The Organization for Economic Cooperation and Development’s 2012 Education at a Glance report has found that while the U.S. boasts high education attainment levels overall, it lags behind other countries that are increasing attainment levels at a higher rate.
The report analyzed the education systems of the 34 OECD member countries in addition to Argentina, Brazil, China, India, Indonesia, Russia, Saudi Arabia and South Africa.

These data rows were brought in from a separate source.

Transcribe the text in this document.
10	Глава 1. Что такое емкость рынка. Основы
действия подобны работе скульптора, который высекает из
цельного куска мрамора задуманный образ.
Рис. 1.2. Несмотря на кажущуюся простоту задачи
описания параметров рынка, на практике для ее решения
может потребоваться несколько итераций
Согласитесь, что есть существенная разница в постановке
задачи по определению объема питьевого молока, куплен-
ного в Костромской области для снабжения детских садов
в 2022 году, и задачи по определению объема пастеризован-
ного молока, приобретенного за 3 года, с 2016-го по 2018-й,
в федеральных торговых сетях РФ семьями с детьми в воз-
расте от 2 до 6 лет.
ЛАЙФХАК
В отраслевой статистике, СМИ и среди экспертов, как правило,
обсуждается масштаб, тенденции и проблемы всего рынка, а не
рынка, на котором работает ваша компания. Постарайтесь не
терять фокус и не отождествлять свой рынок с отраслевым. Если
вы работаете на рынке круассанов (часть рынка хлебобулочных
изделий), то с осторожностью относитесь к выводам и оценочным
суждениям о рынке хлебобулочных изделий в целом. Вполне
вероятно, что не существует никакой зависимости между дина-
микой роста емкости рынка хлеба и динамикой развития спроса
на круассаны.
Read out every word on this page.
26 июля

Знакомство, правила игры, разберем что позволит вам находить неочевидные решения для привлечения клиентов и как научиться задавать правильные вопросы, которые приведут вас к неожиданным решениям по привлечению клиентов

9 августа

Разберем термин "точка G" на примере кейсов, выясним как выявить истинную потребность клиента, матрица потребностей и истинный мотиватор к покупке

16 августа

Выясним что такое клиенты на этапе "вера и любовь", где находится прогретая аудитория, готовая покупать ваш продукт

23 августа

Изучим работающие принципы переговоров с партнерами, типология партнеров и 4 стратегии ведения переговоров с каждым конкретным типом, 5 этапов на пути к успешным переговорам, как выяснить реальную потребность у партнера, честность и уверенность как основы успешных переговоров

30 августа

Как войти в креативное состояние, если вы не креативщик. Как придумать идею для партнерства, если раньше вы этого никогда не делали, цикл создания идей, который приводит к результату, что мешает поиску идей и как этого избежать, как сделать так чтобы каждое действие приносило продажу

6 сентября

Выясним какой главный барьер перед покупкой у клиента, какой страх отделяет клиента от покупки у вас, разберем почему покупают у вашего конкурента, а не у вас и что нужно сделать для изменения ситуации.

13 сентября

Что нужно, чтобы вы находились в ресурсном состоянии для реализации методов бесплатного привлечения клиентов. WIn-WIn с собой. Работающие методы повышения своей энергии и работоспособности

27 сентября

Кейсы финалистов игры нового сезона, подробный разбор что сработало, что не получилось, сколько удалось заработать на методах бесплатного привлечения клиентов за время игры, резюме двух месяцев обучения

In the U.S., 42 percent of all 25-64 year-olds have reached higher education -- making it one of the most well educated countries in the world, but behind Canada (51 percent), Israel (46 percent), Japan (45 percent) and the Russian Federation (54 percent). When it comes to the young adult population, however, the U.S. ranks 14th among 37 OECD and G20 countries in the percentage of 25-34 year-olds boasting higher education attainment, at 42 percent. This puts it above the OECD average of 38 percent, but over 20 percentage points behind the leader, Korea, at 65 percent.
According to the report, higher education attainment levels in the U.S. are growing at a below-average rate compared to other OECD and G20 countries. Between 2000 and 2010, attainment levels in the U.S. increased by an average of 1.3 percentage points annually, while its OECD counterparts boasted a 3.7 percentage-point increase per year overall.
“Based on these trends, the U.S. may find that an increasing number of countries will approach or surpass its attainment levels in the coming years,” the U.S. country report reads. “Other countries in this situation include Estonia, Finland, Israel and the Russian Federation.”
These trends are also mirrored in the graduation rates of higher education institutions, the report states. In 1995, the U.S. ranked second behind New Zealand in graduate output among 19 OECD countries with comparable data. In 2010, it ranked 13th among 25 countries with comparable data. Though the higher education graduation rate in the U.S. grew from 33 percent to 38 percent over this time frame, the increase paled in comparison to that of its OECD peers, whose graduation rates on average nearly doubled from 20 percent to 39 percent.
American students also struggle more than their foreign peers to top their parents. The report highlighted that the odds a young person in the U.S. will attain higher education if his or her parents did not do so are a mere 29 percent, which ranks as one of the lowest levels among OECD countries.
Other findings include that the U.S. ranks 26th in the percentage of 4-year-olds enrolled in early childhood education, at 69 percent. Furthermore, teachers in the U.S. spend between 1,050 and 1,100 hours a year teaching, much more than in almost every country.
“Only Argentina has a longer instructional year than the United States, with U.S. teachers teaching approximately 40 percent more hours per year than teachers in other OECD countries, yet U.S. teachers’ salaries do not crack the top 10 among OECD countries,” Randi Weingarten, president of the American Federation of Teachers, said in a statement.
Weingarten also pointed out that using standardized-test results as a basis for evaluating and paying teachers is “very rare, as it is not even mentioned as one of the top 16 uses of testing data.”
She added: “while most U.S. education decisions are made by school districts, most OECD countries leave those decisions to the people closest to the students — the professionals in each school.”
More broadly, the report pushes for a public investment in education, arguing that the gap between the well-educated and poorly educated has widened due to the global recession. Furthermore, the analysis determined that public expenditure on education as a percentage of total public expenditure has decreased in 19 out of 32 individual countries between 2005 and 2009, though it remained at 13 percent of total public expenditure on average in all OECD countries.
In many OECD countries, students and their families have been forced to take on an increasing share of education costs, most visibly through tuition hikes.
In a statement, the OECD suggests that “one way to mitigate weak labour market returns is to provide higher education at lower costs for the individual”; this can be accomplished by subsidizing the direct costs of education — tuition fees — or providing students with loans and grants to improve incentives and access to education.
In the final part of his editorial statement, OECD Secretary General Angel Gurría emphasizes the need for countries “to strike a careful balance between providing appropriate public support for education and requiring students and families to cover some of the costs.”